Regex with a catastrophic-backtracking shape (ReDoS)
Part of Code Quality & Syntax, which counts for 20% of the overall score. When this check fires it deducts 8 points from that category, once per scan, no matter how many places it turns up.
What it detects
A pattern passed to re.compile/match/search/fullmatch/sub/split/findall/finditer has a nested-quantifier shape such as (a+)+, (.*)+, or (\w+)*. Against a crafted input Python's backtracking engine can take exponential time (CWE-1333).

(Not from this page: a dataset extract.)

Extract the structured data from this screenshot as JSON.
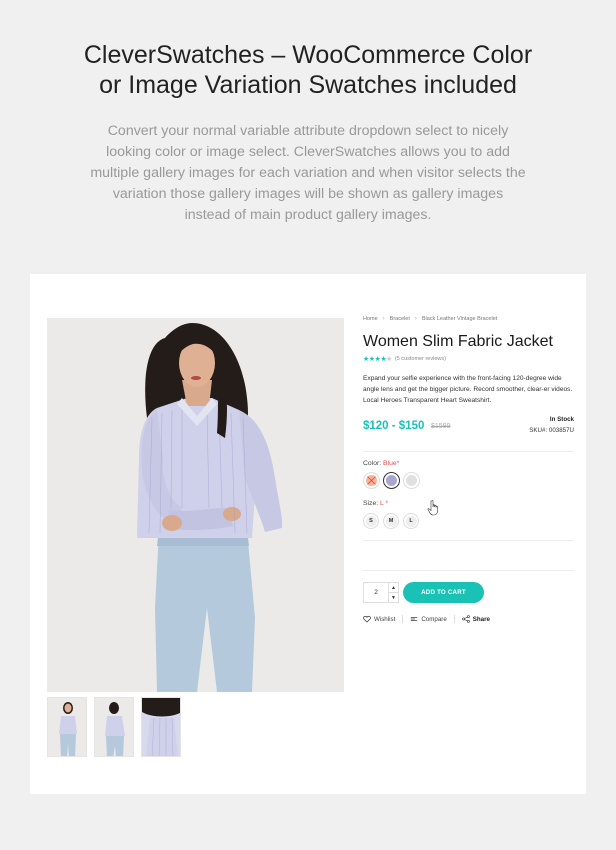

Shape heuristic: some matches are safe because the inner and outer parts cannot both consume the same characters, so confirm before treating this as urgent.
Why it matters
A regex passed to re.compile/match/search/fullmatch/sub/split/findall/finditer with a nested-quantifier shape like (a+)+, (.*)+, or (\w+)* can make Python's backtracking regex engine take exponential time on certain crafted inputs (ReDoS, CWE-1333). Run against user-supplied or otherwise untrusted text, a single request can pin a CPU core for seconds or longer. This is a shape-based heuristic: it flags the pattern's structure, not proof a bad input exists, and some matches are actually safe because the inner and outer parts cannot both match the same characters.
How to fix it
Rewrite the pattern to remove the nested repetition, most often by making the inner and outer parts mutually exclusive, or split the match into two simpler patterns applied in sequence. Python 3.11+ can also switch to the re module's stricter matching in some cases, but simplifying the pattern itself is the reliable fix; verify with a regex-complexity tool if you are unsure.